When Howard Wallack ordered Christmas gifts for his family, he wondered why a sculpture he had bought for his daughter never showed up.
"I went on the Internet, checked the delivery, saw that four boxes were delivered, but only three were at my front door. I checked my security cameras," Wallack said.
He said he solved the mystery with surveillance video from outside his home which shows a UPS driver delivering four packages. Then fifteen minutes later, a cautious stranger walked up to his front door.
"A thief who had been, I think, following him, comes up to our front door and steals one of the boxes plus an envelope," Wallack said.
The holiday heist cost him $1,500, he said.
Stealing from doorsteps, or porch pirating, peaks during the holidays, according to police. That's when the season for giving gifts is also a time for preying Christmas crooks.
The U.S. Postal Service had more than 2,000 reported mail thefts last year.

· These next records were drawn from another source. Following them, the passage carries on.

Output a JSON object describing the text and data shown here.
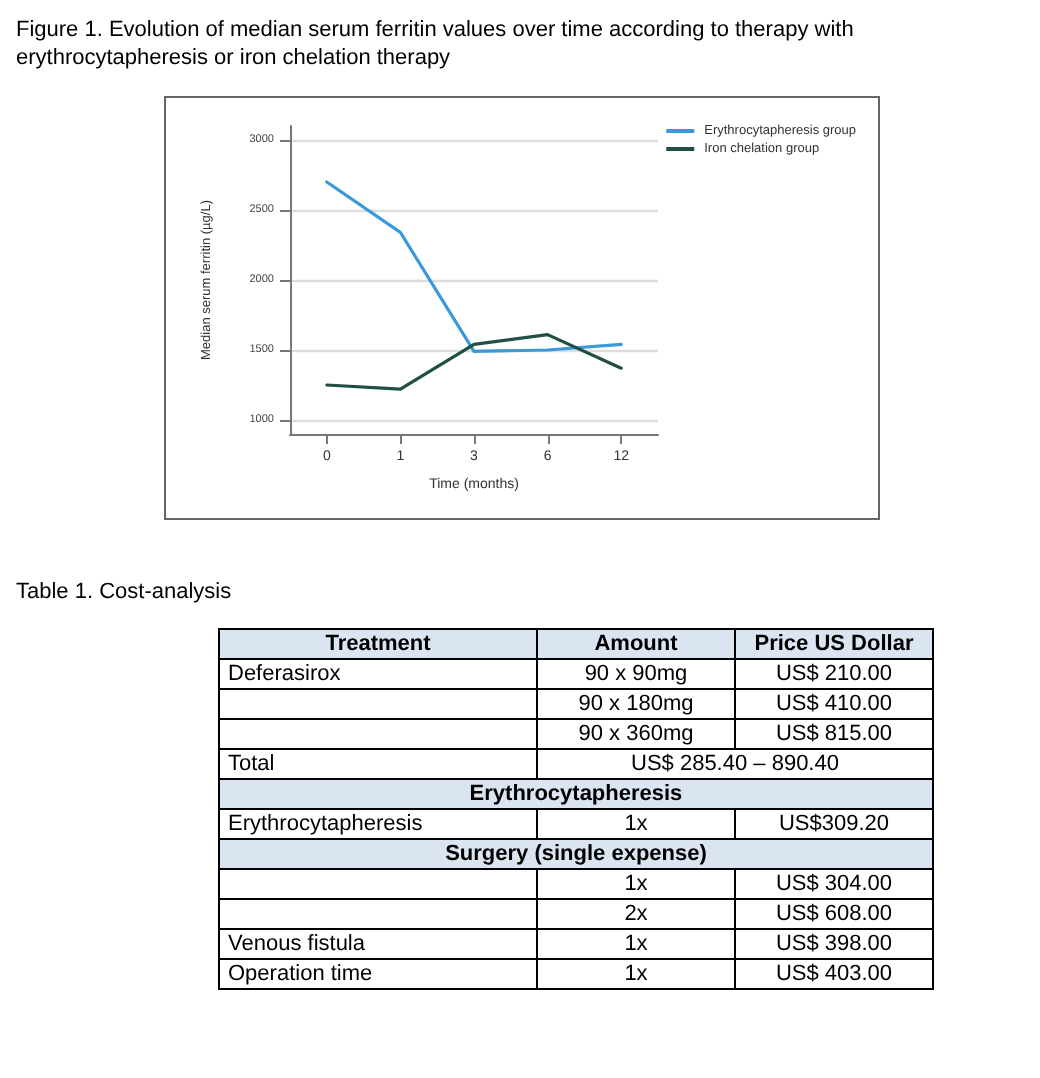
{
  "chart_data": [
    {
      "type": "line",
      "title": "Figure 1. Evolution of median serum ferritin values over time according to therapy with erythrocytapheresis or iron chelation therapy",
      "xlabel": "Time (months)",
      "ylabel": "Median serum ferritin (µg/L)",
      "categories": [
        "0",
        "1",
        "3",
        "6",
        "12"
      ],
      "series": [
        {
          "name": "Erythrocytapheresis group",
          "color": "#3a9ad9",
          "values": [
            2700,
            2340,
            1490,
            1500,
            1540
          ]
        },
        {
          "name": "Iron chelation group",
          "color": "#1f4f45",
          "values": [
            1250,
            1220,
            1540,
            1610,
            1370
          ]
        }
      ],
      "ylim": [
        900,
        3100
      ],
      "yticks": [
        1000,
        1500,
        2000,
        2500,
        3000
      ],
      "grid": "y",
      "legend": "top right",
      "marker": "none",
      "line_style": "solid"
    },
    {
      "type": "other",
      "title": "Table 1. Cost-analysis",
      "categories": [
        "Treatment",
        "Amount",
        "Price US Dollar"
      ],
      "cell_labels": [
        [
          "Deferasirox",
          "90 x 90mg",
          "US$ 210.00"
        ],
        [
          null,
          "90 x 180mg",
          "US$ 410.00"
        ],
        [
          null,
          "90 x 360mg",
          "US$ 815.00"
        ],
        [
          "Total",
          "US$ 285.40 – 890.40"
        ],
        [
          "Erythrocytapheresis"
        ],
        [
          "Erythrocytapheresis",
          "1x",
          "US$309.20"
        ],
        [
          "Surgery (single expense)"
        ],
        [
          null,
          "1x",
          "US$ 304.00"
        ],
        [
          null,
          "2x",
          "US$ 608.00"
        ],
        [
          "Venous fistula",
          "1x",
          "US$ 398.00"
        ],
        [
          "Operation time",
          "1x",
          "US$ 403.00"
        ]
      ]
    }
  ]
}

This week in Yorba Linda, officers arrested Edward Rangel, 36, after a resident told police she saw two men steal parcels from her porch and take off in a sedan.
Eight to 10 packages were found in the car, leading investigators to believe there may be more victims.
But it's not just homeowners who may be targeted.
"I also spoke to my FedEx driver, and he has the same concern," Wallack said. "He's telling me he constantly now has to check his mirrors before he gets out of his truck to make sure someone's not following him."
Because this type of crime is hard to track, delivery companies suggest preventing thefts by using signature or delivery confirmation when ordering online.